4. Velocity is key. Review internal processes (such as legal- and compliance review and marketing workflow) to define your ability to keep pace. Assess all processes and operating models to understand potential inhibitors.

5. Determine the readiness of the activation channels (online & mobile banking, email, SMS and site) to accept a higher velocity of content. Questions to consider:

a. What constraints do you have? 
b. What’s in your direct control? 
c. What will require third-party involvement?

6. Build a pragmatic year one and year two roadmap, based on the results of the points above, addressing gaps, challenges, specific objectives and key results.

Figure 1. Personalization Maturity Curve

The journey towards the desired personalization state is an incremental one. We have defined three stages in that journey (see figure 1):

Static: This stage is where most organizations currently operate. Personalization, if any, is limited to specific channels, relying on low levels of technology, and are employed in more of a shotgun approach. Personalization begins by using customer-defined characteristics such as preferences.

Rules-based: As organizations start to apply segmentation to their personalization efforts, different experiences may be presented based on assumptions made on what segment a specific customer may belong to.

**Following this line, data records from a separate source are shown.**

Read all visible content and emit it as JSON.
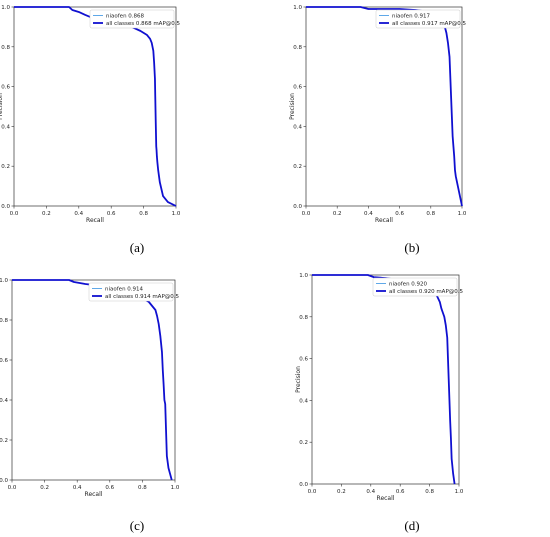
{
  "chart_data": [
    {
      "type": "line",
      "caption": "(a)",
      "xlabel": "Recall",
      "ylabel": "Precision",
      "xlim": [
        0,
        1
      ],
      "ylim": [
        0,
        1
      ],
      "xticks": [
        "0.0",
        "0.2",
        "0.4",
        "0.6",
        "0.8",
        "1.0"
      ],
      "yticks": [
        "0.0",
        "0.2",
        "0.4",
        "0.6",
        "0.8",
        "1.0"
      ],
      "legend_position": "top-right",
      "series": [
        {
          "name": "niaofen 0.868",
          "color": "#5fa8e8",
          "width": 1.0,
          "x": [
            0,
            0.34,
            0.36,
            0.4,
            0.44,
            0.47,
            0.5,
            0.55,
            0.6,
            0.65,
            0.7,
            0.74,
            0.78,
            0.8,
            0.82,
            0.84,
            0.85,
            0.86,
            0.865,
            0.87,
            0.872,
            0.875,
            0.878,
            0.88,
            0.882,
            0.885,
            0.89,
            0.9,
            0.92,
            0.95,
            1.0
          ],
          "y": [
            1.0,
            1.0,
            0.985,
            0.975,
            0.96,
            0.95,
            0.945,
            0.935,
            0.93,
            0.925,
            0.91,
            0.895,
            0.88,
            0.87,
            0.86,
            0.84,
            0.82,
            0.78,
            0.72,
            0.64,
            0.55,
            0.42,
            0.3,
            0.28,
            0.25,
            0.22,
            0.18,
            0.12,
            0.05,
            0.02,
            0.0
          ]
        },
        {
          "name": "all classes 0.868 mAP@0.5",
          "color": "#1010d0",
          "width": 1.8,
          "x": [
            0,
            0.34,
            0.36,
            0.4,
            0.44,
            0.47,
            0.5,
            0.55,
            0.6,
            0.65,
            0.7,
            0.74,
            0.78,
            0.8,
            0.82,
            0.84,
            0.85,
            0.86,
            0.865,
            0.87,
            0.872,
            0.875,
            0.878,
            0.88,
            0.882,
            0.885,
            0.89,
            0.9,
            0.92,
            0.95,
            1.0
          ],
          "y": [
            1.0,
            1.0,
            0.985,
            0.975,
            0.96,
            0.95,
            0.945,
            0.935,
            0.93,
            0.925,
            0.91,
            0.895,
            0.88,
            0.87,
            0.86,
            0.84,
            0.82,
            0.78,
            0.72,
            0.64,
            0.55,
            0.42,
            0.3,
            0.28,
            0.25,
            0.22,
            0.18,
            0.12,
            0.05,
            0.02,
            0.0
          ]
        }
      ]
    },
    {
      "type": "line",
      "caption": "(b)",
      "xlabel": "Recall",
      "ylabel": "Precision",
      "xlim": [
        0,
        1
      ],
      "ylim": [
        0,
        1
      ],
      "xticks": [
        "0.0",
        "0.2",
        "0.4",
        "0.6",
        "0.8",
        "1.0"
      ],
      "yticks": [
        "0.0",
        "0.2",
        "0.4",
        "0.6",
        "0.8",
        "1.0"
      ],
      "legend_position": "top-right",
      "series": [
        {
          "name": "niaofen 0.917",
          "color": "#5fa8e8",
          "width": 1.0,
          "x": [
            0,
            0.35,
            0.4,
            0.6,
            0.7,
            0.75,
            0.8,
            0.84,
            0.87,
            0.89,
            0.9,
            0.91,
            0.92,
            0.925,
            0.93,
            0.935,
            0.94,
            0.945,
            0.95,
            0.955,
            0.96,
            1.0
          ],
          "y": [
            1.0,
            1.0,
            0.99,
            0.99,
            0.985,
            0.98,
            0.97,
            0.95,
            0.93,
            0.9,
            0.87,
            0.82,
            0.75,
            0.65,
            0.55,
            0.45,
            0.35,
            0.3,
            0.25,
            0.18,
            0.15,
            0.0
          ]
        },
        {
          "name": "all classes 0.917 mAP@0.5",
          "color": "#1010d0",
          "width": 1.8,
          "x": [
            0,
            0.35,
            0.4,
            0.6,
            0.7,
            0.75,
            0.8,
            0.84,
            0.87,
            0.89,
            0.9,
            0.91,
            0.92,
            0.925,
            0.93,
            0.935,
            0.94,
            0.945,
            0.95,
            0.955,
            0.96,
            1.0
          ],
          "y": [
            1.0,
            1.0,
            0.99,
            0.99,
            0.985,
            0.98,
            0.97,
            0.95,
            0.93,
            0.9,
            0.87,
            0.82,
            0.75,
            0.65,
            0.55,
            0.45,
            0.35,
            0.3,
            0.25,
            0.18,
            0.15,
            0.0
          ]
        }
      ]
    },
    {
      "type": "line",
      "caption": "(c)",
      "xlabel": "Recall",
      "ylabel": "Precision",
      "xlim": [
        0,
        1
      ],
      "ylim": [
        0,
        1
      ],
      "xticks": [
        "0.0",
        "0.2",
        "0.4",
        "0.6",
        "0.8",
        "1.0"
      ],
      "yticks": [
        "0.0",
        "0.2",
        "0.4",
        "0.6",
        "0.8",
        "1.0"
      ],
      "legend_position": "top-right",
      "series": [
        {
          "name": "niaofen 0.914",
          "color": "#5fa8e8",
          "width": 1.0,
          "x": [
            0,
            0.35,
            0.38,
            0.45,
            0.5,
            0.55,
            0.6,
            0.65,
            0.7,
            0.75,
            0.8,
            0.84,
            0.86,
            0.88,
            0.89,
            0.9,
            0.91,
            0.92,
            0.925,
            0.93,
            0.935,
            0.94,
            0.945,
            0.95,
            0.96,
            0.97,
            0.98
          ],
          "y": [
            1.0,
            1.0,
            0.99,
            0.98,
            0.975,
            0.97,
            0.96,
            0.95,
            0.94,
            0.93,
            0.91,
            0.89,
            0.87,
            0.85,
            0.82,
            0.78,
            0.72,
            0.64,
            0.55,
            0.48,
            0.4,
            0.38,
            0.25,
            0.12,
            0.06,
            0.03,
            0.0
          ]
        },
        {
          "name": "all classes 0.914 mAP@0.5",
          "color": "#1010d0",
          "width": 1.8,
          "x": [
            0,
            0.35,
            0.38,
            0.45,
            0.5,
            0.55,
            0.6,
            0.65,
            0.7,
            0.75,
            0.8,
            0.84,
            0.86,
            0.88,
            0.89,
            0.9,
            0.91,
            0.92,
            0.925,
            0.93,
            0.935,
            0.94,
            0.945,
            0.95,
            0.96,
            0.97,
            0.98
          ],
          "y": [
            1.0,
            1.0,
            0.99,
            0.98,
            0.975,
            0.97,
            0.96,
            0.95,
            0.94,
            0.93,
            0.91,
            0.89,
            0.87,
            0.85,
            0.82,
            0.78,
            0.72,
            0.64,
            0.55,
            0.48,
            0.4,
            0.38,
            0.25,
            0.12,
            0.06,
            0.03,
            0.0
          ]
        }
      ]
    },
    {
      "type": "line",
      "caption": "(d)",
      "xlabel": "Recall",
      "ylabel": "Precision",
      "xlim": [
        0,
        1
      ],
      "ylim": [
        0,
        1
      ],
      "xticks": [
        "0.0",
        "0.2",
        "0.4",
        "0.6",
        "0.8",
        "1.0"
      ],
      "yticks": [
        "0.0",
        "0.2",
        "0.4",
        "0.6",
        "0.8",
        "1.0"
      ],
      "legend_position": "top-right",
      "series": [
        {
          "name": "niaofen 0.920",
          "color": "#5fa8e8",
          "width": 1.0,
          "x": [
            0,
            0.38,
            0.42,
            0.5,
            0.55,
            0.6,
            0.65,
            0.7,
            0.75,
            0.8,
            0.83,
            0.85,
            0.87,
            0.88,
            0.89,
            0.9,
            0.91,
            0.92,
            0.925,
            0.93,
            0.935,
            0.94,
            0.945,
            0.95,
            0.96,
            0.97
          ],
          "y": [
            1.0,
            1.0,
            0.99,
            0.985,
            0.98,
            0.975,
            0.97,
            0.96,
            0.95,
            0.94,
            0.92,
            0.9,
            0.87,
            0.84,
            0.82,
            0.8,
            0.76,
            0.7,
            0.6,
            0.5,
            0.4,
            0.3,
            0.22,
            0.12,
            0.05,
            0.0
          ]
        },
        {
          "name": "all classes 0.920 mAP@0.5",
          "color": "#1010d0",
          "width": 1.8,
          "x": [
            0,
            0.38,
            0.42,
            0.5,
            0.55,
            0.6,
            0.65,
            0.7,
            0.75,
            0.8,
            0.83,
            0.85,
            0.87,
            0.88,
            0.89,
            0.9,
            0.91,
            0.92,
            0.925,
            0.93,
            0.935,
            0.94,
            0.945,
            0.95,
            0.96,
            0.97
          ],
          "y": [
            1.0,
            1.0,
            0.99,
            0.985,
            0.98,
            0.975,
            0.97,
            0.96,
            0.95,
            0.94,
            0.92,
            0.9,
            0.87,
            0.84,
            0.82,
            0.8,
            0.76,
            0.7,
            0.6,
            0.5,
            0.4,
            0.3,
            0.22,
            0.12,
            0.05,
            0.0
          ]
        }
      ]
    }
  ]
}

Technology use here is reliant on simple “if-then” algorithms with some connections between channels.

Behavioral: When the organization’s capabilities move to this stage, customers may experience personalization that is specific to them and their exhibited behaviors. Such levels of personalization require machine learning technology, coordinated data routines and integration across channels. Even within this stage there are levels where behavioral-based personalization starts slow within a channel or even just a single kind of experience building up to the full target state.

Meet Expectations or Expect to Fall Behind

Building a personalization capability to match the expectations of the modern banking consumer is a complicated task. However, it is one that is required to maintain or improve a bank’s position in the market.

Ultimately, customers already expect that banks know them and provide relevant offers, content and personalized support based on who they are, where they are in the customer journey and what they’re doing. If banks don’t meet these expectations, they will fall behind the competition and may never recover.